Following is a summary of select programs being implemented under the Green Morocco Plan to improve food productivity and security in light of climatic changes:
- The National Program for Irrigation Water Conservation: 77% of Morocco’s irrigated lands still receive water through surface irrigation methods. This program aims at conserving irrigation water by switching from surface to drip irrigation over a land area of approximately 550,000 hectares [1.36 million acres] by 2020, at a cost of $4.5 billion. Up until 2012, 333,000 hectares [823,000 acres] had been converted, while 700,000 hectares [1.7 million acres] are expected to be dependent on drip irrigation once the program is completed. In order to improve water conservation, the government is also subsidizing the cost of farm equipment needed for drip irrigation and providing crop seeds and seedlings adapted for such use.

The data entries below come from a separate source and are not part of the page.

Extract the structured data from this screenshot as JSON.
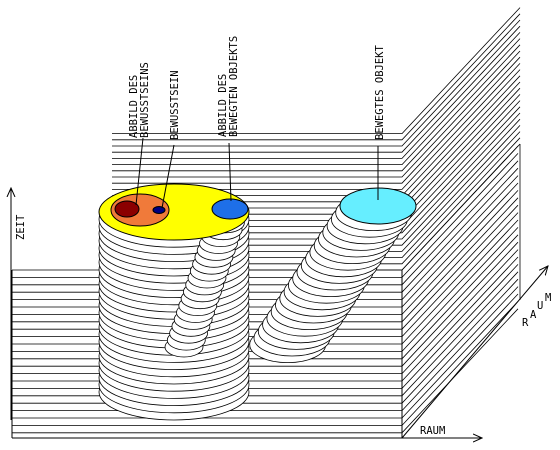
{
  "labels": {
    "abbild_bewusstseins": [
      "ABBILD DES",
      "BEWUSSTSEINS"
    ],
    "bewusstsein": "BEWUSSTSEIN",
    "abbild_objekts": [
      "ABBILD DES",
      "BEWEGTEN OBJEKTS"
    ],
    "bewegtes_objekt": "BEWEGTES OBJEKT"
  },
  "axes": {
    "zeit": "ZEIT",
    "raum_x": "RAUM",
    "raum_diag": [
      "R",
      "A",
      "U",
      "M"
    ]
  },
  "colors": {
    "consciousness_disc": "#ffff00",
    "self_region": "#f07a3a",
    "self_image": "#8b0000",
    "small_mark": "#000080",
    "object_image": "#1e6fe8",
    "moving_object": "#66eeff",
    "line": "#000000"
  }
}
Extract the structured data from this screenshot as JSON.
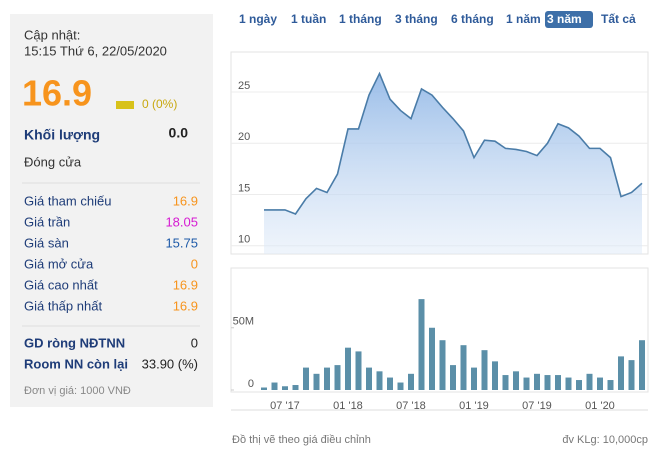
{
  "panel": {
    "update_label": "Cập nhật:",
    "update_time": "15:15 Thứ 6, 22/05/2020",
    "price": "16.9",
    "change": "0 (0%)",
    "volume_label": "Khối lượng",
    "volume_value": "0.0",
    "status": "Đóng cửa",
    "rows": [
      {
        "label": "Giá tham chiếu",
        "value": "16.9",
        "color": "#f7941d"
      },
      {
        "label": "Giá trần",
        "value": "18.05",
        "color": "#d61bd2"
      },
      {
        "label": "Giá sàn",
        "value": "15.75",
        "color": "#1e5aa8"
      },
      {
        "label": "Giá mở cửa",
        "value": "0",
        "color": "#f7941d"
      },
      {
        "label": "Giá cao nhất",
        "value": "16.9",
        "color": "#f7941d"
      },
      {
        "label": "Giá thấp nhất",
        "value": "16.9",
        "color": "#f7941d"
      }
    ],
    "rows2": [
      {
        "label": "GD ròng NĐTNN",
        "value": "0"
      },
      {
        "label": "Room NN còn lại",
        "value": "33.90 (%)"
      }
    ],
    "note": "Đơn vị giá: 1000 VNĐ"
  },
  "range_buttons": {
    "items": [
      "1 ngày",
      "1 tuần",
      "1 tháng",
      "3 tháng",
      "6 tháng",
      "1 năm",
      "3 năm",
      "Tất cả"
    ],
    "active": 6
  },
  "footer": {
    "left": "Đồ thị vẽ theo giá điều chỉnh",
    "right": "đv KLg: 10,000cp"
  },
  "chart_data": [
    {
      "type": "area",
      "color": "#4a7ca8",
      "ylim": [
        9.2,
        28.9
      ],
      "yticks": [
        10,
        15,
        20,
        25
      ],
      "grid": true,
      "values": [
        13.5,
        13.5,
        13.5,
        13.1,
        14.6,
        15.6,
        15.2,
        17.0,
        21.4,
        21.4,
        24.7,
        26.8,
        24.3,
        23.2,
        22.4,
        25.3,
        24.7,
        23.5,
        22.4,
        21.2,
        18.6,
        20.3,
        20.2,
        19.5,
        19.4,
        19.2,
        18.8,
        20.0,
        21.9,
        21.5,
        20.7,
        19.5,
        19.5,
        18.6,
        14.8,
        15.2,
        16.1
      ]
    },
    {
      "type": "bar",
      "color": "#5b8fa8",
      "ylim": [
        0,
        98
      ],
      "yticks": [
        0,
        {
          "value": 50,
          "label": "50M"
        }
      ],
      "categories": [
        null,
        null,
        "07 '17",
        null,
        null,
        null,
        null,
        null,
        "01 '18",
        null,
        null,
        null,
        null,
        null,
        "07 '18",
        null,
        null,
        null,
        null,
        null,
        "01 '19",
        null,
        null,
        null,
        null,
        null,
        "07 '19",
        null,
        null,
        null,
        null,
        null,
        "01 '20",
        null,
        null,
        null,
        null
      ],
      "values": [
        2,
        6,
        3,
        4,
        18,
        13,
        18,
        20,
        34,
        31,
        18,
        15,
        10,
        6,
        13,
        73,
        50,
        40,
        20,
        36,
        18,
        32,
        23,
        12,
        15,
        10,
        13,
        12,
        12,
        10,
        8,
        13,
        10,
        8,
        27,
        24,
        40
      ]
    }
  ]
}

- Integrating climate change into the Green Morocco Plan: Climate change will reduce main crop yields and increase agricultural production fluctuations. As a result, the Green Morocco Plan has launched a variety of programs in order to adapt to climate change. The program aims at integrating climate change into the implementation of the plan (2011-2015) to improve overall adaptation to climate change in five regions of Morocco. The key technologies to be adopted on a wide scale include soil-protection measures, such as no-till farming, the use of authorized high-yield drought-resistant crops and crop rotation through the planting of leguminous or oilseed crops after each grain harvest. The program targets 900 small-scale farmers in these regions, and has been presented as an example of a success story at the Conference of Parties to the Convention on Climate Change (COP18) in Doha.

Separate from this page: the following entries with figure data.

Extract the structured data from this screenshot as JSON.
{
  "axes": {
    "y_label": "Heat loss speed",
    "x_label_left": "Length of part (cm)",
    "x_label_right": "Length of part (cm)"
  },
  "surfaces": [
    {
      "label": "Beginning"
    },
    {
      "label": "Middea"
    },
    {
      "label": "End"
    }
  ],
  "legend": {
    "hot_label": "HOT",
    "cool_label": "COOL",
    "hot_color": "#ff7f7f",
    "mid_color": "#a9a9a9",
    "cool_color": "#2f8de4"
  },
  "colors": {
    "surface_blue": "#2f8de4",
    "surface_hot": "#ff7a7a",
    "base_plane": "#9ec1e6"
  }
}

- The program to shift from grains to fruit trees: the aim of this program is to plant 1.1 million hectares [2.7 million acres] of land unsuited for grain crops with fruit trees, particularly olive trees. Land-use suitability maps are used to choose the areas to be converted. The program focuses on land that is barren and degraded in order to encourage greater conservation of soil and water. Small-scale farmers will be organized into cooperatives and groups having shared economic interests, in order to bolster their relationship with and entry into markets, as well as for them to benefit to the maximum from their products’ added value.

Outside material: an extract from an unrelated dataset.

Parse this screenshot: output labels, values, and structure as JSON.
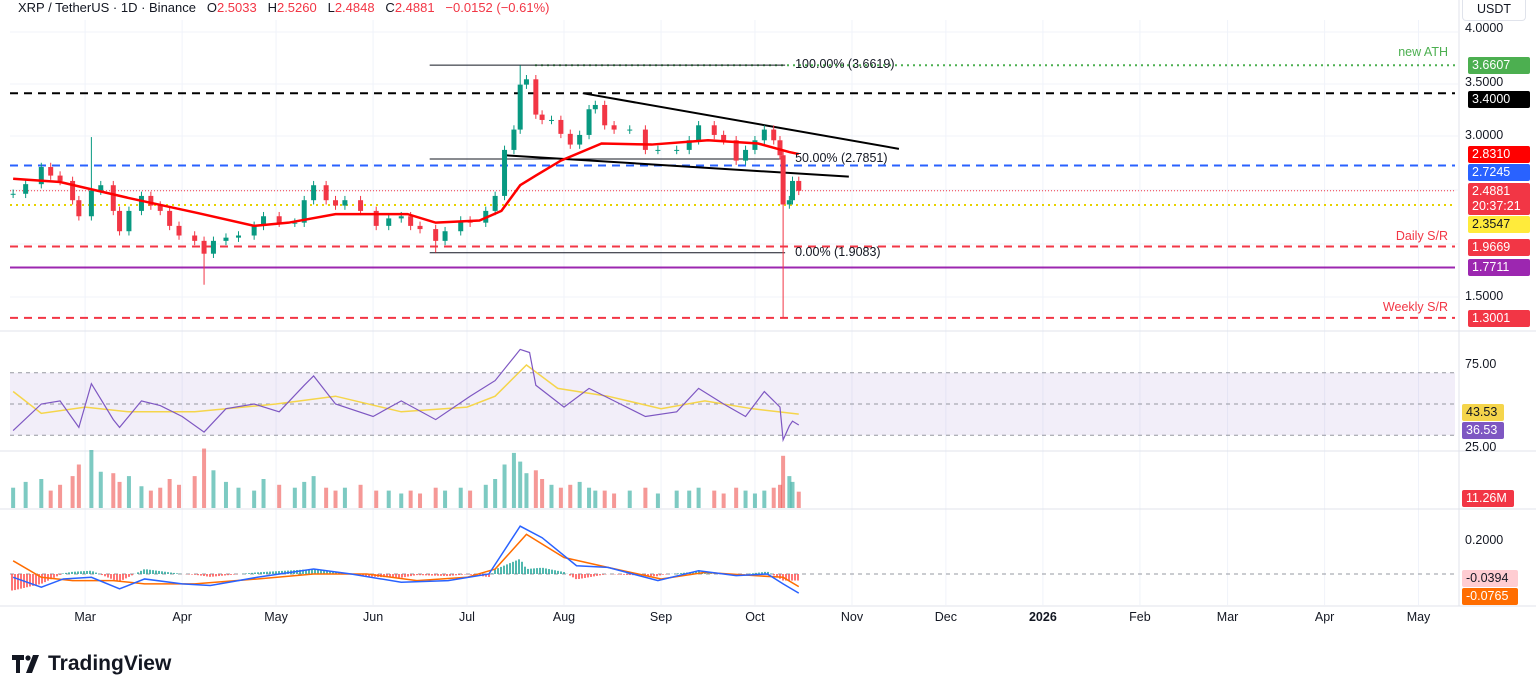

- Agricultural insurance: The Climatic Disaster Insurance Program was started by the Ministry of Agriculture to replace the 1996 program to insure against drought. Its aim is to protect small-scale farmers from climatic risks, in particular by reducing weather-related risks on agriculture. It aims as well at promoting easy access to funding, increasing investments, improving crop yields, contributing in developing a high added-value, modern agricultural sector, bolstering solidarity and encouraging small-scale farmers.